BlackSpider Technologies Limited
- Industry: software
- Founded: 2002
- Founder: John Cheney
- Successor: SurfControl (July 2006)
- Headquarters: Reading, Berkshire, United Kingdom
- Services: cloud computing services: * email spam * malware

= BlackSpider Technologies Limited =

Software company in United Kingdom

BlackSpider Technologies Limited was a British software company founded in 2002 and subsequently acquired by SurfControl in July 2006.

The Company provided cloud computing services for filtering email spam and other malware.

==History==
BlackSpider was a start-up company founded in 2002 by John Cheney in Reading, Berkshire, UK.

In January 2004 Casenove Private Equity invested £4.6m ($6.6m) in the business, allowing the organisation to grow into the French and German markets.

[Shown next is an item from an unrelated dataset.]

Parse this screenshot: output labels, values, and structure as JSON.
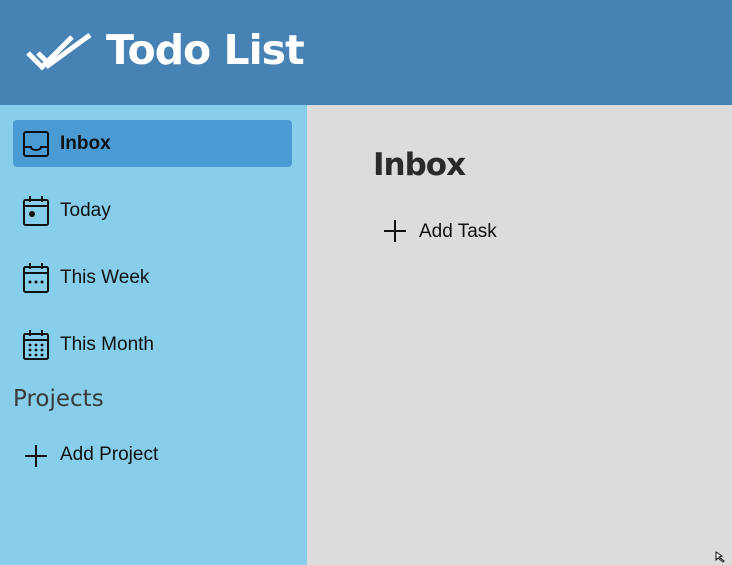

In July 2006 SurfControl, a UK listed PLC, acquired BlackSpider for £19.5m in cash.

At the point of acquisition BlackSpider had £4m in historic revenues, an operating loss of £3.1m and over 1,200 customers.

In October 2007 Websense acquired SurfControl for approximately £204m.

Following the acquisition of SurfControl by Websense, the original BlackSpider Management Team, including John Cheney, left to found Workbooks.com, a provider of web-based CRM software for small businesses.

==Products==

MailControl was the brand name for BlackSpider Technologies email filtering services. These products are now sold by Forcepoint under the brand name Hosted Email Security.